So, I recently got back from a mission trip. That's right, a trip. And what do trips mean? Lots and lots of food, particularly junk food. (With the exception of my trip to Jamaica...not only was the food big on spice and little on tastebud-pleasing, we always went to bed hungry at night).
This trip was no different. Everywhere you looked, there was food. If you didn't like the gazillion options you had, we got more. There was no ignoring it. 1st Corinthians 10:13 says, "No temptation has seized you except what is common to man. And God is faithful, He will not let you be tempted beyond what you can bear. But when you are tempted, He will also provide a way out so that you can stand up under it." (I had to memorize it for both trips, so I know it well.) Nice verse, but on this trip, the temptation to eat was incredible, and there was no way out.

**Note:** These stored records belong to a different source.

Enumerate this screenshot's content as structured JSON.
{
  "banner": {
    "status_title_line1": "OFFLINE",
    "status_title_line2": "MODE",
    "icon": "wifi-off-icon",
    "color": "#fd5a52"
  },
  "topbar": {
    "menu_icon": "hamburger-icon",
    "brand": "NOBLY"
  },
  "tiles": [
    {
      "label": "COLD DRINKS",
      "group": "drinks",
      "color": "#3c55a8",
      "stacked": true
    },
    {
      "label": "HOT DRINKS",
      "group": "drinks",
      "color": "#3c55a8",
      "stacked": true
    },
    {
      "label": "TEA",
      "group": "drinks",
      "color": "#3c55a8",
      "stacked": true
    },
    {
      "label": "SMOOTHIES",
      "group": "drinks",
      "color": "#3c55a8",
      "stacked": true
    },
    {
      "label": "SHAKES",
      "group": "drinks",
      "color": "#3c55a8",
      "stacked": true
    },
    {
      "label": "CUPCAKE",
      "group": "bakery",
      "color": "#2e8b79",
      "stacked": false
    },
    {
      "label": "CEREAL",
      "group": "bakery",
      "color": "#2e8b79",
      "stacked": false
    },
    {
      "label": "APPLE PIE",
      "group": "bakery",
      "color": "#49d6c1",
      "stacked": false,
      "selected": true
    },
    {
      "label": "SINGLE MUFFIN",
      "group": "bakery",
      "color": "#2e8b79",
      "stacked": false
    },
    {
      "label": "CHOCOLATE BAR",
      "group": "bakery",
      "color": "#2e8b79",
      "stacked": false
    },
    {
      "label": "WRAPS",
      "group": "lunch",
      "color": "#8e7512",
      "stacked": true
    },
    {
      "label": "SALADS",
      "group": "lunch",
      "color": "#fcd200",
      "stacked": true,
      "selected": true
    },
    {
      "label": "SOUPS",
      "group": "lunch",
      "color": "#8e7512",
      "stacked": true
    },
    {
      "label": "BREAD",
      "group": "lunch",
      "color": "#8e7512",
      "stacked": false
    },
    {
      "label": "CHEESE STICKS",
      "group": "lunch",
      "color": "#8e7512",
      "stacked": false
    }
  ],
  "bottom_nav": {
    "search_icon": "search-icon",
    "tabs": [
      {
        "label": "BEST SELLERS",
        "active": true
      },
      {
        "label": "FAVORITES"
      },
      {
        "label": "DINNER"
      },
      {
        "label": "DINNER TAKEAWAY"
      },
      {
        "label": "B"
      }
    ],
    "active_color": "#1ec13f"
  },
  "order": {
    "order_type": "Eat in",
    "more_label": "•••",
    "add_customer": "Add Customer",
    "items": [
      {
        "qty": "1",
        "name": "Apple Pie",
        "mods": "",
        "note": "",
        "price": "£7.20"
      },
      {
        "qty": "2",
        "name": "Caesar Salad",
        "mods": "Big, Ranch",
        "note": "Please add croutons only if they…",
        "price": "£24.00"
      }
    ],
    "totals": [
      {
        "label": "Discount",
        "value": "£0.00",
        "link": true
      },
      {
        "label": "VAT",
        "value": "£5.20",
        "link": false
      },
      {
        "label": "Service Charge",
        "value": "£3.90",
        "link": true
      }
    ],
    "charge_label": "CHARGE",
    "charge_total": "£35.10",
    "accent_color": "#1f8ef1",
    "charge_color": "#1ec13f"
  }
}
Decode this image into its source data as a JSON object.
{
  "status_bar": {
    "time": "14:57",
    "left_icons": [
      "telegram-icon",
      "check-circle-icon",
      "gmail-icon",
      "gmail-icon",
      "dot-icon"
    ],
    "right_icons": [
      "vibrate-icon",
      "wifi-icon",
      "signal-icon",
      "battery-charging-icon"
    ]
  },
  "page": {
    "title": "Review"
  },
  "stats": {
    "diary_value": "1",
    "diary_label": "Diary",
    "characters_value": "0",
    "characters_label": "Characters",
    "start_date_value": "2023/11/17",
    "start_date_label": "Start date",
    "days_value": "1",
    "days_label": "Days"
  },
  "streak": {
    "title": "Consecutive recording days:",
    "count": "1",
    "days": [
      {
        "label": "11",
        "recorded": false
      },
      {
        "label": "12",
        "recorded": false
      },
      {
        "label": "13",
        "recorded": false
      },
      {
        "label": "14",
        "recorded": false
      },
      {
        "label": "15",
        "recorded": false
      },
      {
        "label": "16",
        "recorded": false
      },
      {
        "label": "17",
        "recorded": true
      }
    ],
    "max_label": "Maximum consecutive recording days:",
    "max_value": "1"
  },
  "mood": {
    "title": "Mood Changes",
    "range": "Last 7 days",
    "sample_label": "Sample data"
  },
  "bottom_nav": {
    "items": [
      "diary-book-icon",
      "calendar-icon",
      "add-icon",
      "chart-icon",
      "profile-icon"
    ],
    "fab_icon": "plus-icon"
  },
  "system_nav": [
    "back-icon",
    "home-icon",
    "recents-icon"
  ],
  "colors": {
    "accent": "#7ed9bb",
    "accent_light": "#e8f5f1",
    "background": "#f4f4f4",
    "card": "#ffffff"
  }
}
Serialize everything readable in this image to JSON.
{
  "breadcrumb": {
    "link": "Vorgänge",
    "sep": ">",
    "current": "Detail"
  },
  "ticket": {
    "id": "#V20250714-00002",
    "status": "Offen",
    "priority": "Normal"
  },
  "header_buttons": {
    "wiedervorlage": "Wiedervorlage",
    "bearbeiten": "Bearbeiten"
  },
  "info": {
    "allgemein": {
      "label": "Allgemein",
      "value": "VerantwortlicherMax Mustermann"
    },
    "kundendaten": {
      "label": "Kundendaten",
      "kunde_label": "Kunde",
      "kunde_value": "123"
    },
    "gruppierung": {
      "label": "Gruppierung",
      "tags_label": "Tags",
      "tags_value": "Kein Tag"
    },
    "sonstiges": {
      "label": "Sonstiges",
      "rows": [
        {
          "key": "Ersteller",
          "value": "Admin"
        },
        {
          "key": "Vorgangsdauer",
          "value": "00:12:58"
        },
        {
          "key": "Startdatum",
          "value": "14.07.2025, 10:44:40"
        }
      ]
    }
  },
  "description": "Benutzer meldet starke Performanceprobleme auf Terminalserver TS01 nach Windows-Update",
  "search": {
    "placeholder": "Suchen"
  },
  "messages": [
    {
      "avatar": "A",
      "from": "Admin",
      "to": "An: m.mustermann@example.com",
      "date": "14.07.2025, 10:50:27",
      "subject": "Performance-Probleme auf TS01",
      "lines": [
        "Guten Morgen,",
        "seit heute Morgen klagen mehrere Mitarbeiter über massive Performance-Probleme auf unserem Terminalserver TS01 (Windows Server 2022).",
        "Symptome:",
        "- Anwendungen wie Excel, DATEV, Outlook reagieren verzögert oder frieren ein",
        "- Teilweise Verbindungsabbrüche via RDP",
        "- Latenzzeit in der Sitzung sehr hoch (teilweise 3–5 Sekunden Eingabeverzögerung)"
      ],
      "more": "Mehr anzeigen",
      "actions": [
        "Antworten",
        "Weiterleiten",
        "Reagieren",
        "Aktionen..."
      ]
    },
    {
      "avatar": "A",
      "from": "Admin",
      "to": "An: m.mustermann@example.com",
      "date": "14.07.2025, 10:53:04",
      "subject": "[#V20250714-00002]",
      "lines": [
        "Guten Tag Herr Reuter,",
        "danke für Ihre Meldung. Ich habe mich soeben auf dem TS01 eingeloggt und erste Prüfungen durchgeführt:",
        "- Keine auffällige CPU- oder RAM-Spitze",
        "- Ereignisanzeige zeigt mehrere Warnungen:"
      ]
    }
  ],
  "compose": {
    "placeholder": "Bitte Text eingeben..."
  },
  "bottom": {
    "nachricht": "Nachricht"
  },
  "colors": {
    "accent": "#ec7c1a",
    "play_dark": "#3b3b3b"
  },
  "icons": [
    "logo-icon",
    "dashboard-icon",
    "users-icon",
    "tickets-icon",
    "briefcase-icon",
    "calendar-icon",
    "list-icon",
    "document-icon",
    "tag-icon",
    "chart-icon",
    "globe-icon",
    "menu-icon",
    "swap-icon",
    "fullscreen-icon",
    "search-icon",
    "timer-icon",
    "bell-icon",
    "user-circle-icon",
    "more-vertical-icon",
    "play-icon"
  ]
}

So I came back from the trip 6 lbs heavier.
Let me repeat, 6 lbs heavier.
Okay, for those who aren't getting it, let me give you a translation: I came back from this trip 6 lbs heavier and I'm so fat I make cows look anorexic. In Teenage Girl World, 6 lbs is equivalent to 150 lbs.
It's a struggle most every teenage girl has, even Christians. Body image is very important, and with today's culture, being thin is everything. If a girl is at a healthy weight, she may consider herself fat. Oftentimes, we girls compare ourselves to others. Like, "Man, I wish I was that thin" or "I wish I had a smile as pretty as hers." Oftentimes, we don't look at ourselves correctly.
When I saw the "Phantom of the Opera" (one of my favorite movies, btw), I immediately told myself, "I want to be as thin as Emmy Rossum." (who plays Christine). As much as I know it's important to be healthy, not thin, I still found myself jealous of her, especially when she wore a corset and her waist got so much smaller.
One day, I actually looked myself in the mirror and understood. Now, I don't do that often. Most teen girls don't. We see a monster in the mirror. But that day, I looked...and saw I actually was as thin as Emmy Rossum. My vision of me was totally distorted.
And it gets that way a lot even today. Even if you aren't as thin as Emmy Rossum, God says He looks more on the inward appearance than the out. Mostly girls are looking to be attractive to the opposite sex when they want to be thin. But isn't God's opinion so much more important than a boy's?
Not saying you shouldn't take care of yourself. God says to be good stewards of our bodies. Which means you should be healthy, not sickenly skinny.
It's a problem I still battle today, because I am a 15-year-old girl. But I am giving it to God and keeping myself on a healthy diet.
P.S. In the 3 days I've been home, I've lost 5 of the 6 lbs. So really there was no need to panic about it. Like my Mom says, "It's only 6 lbs, Rachel."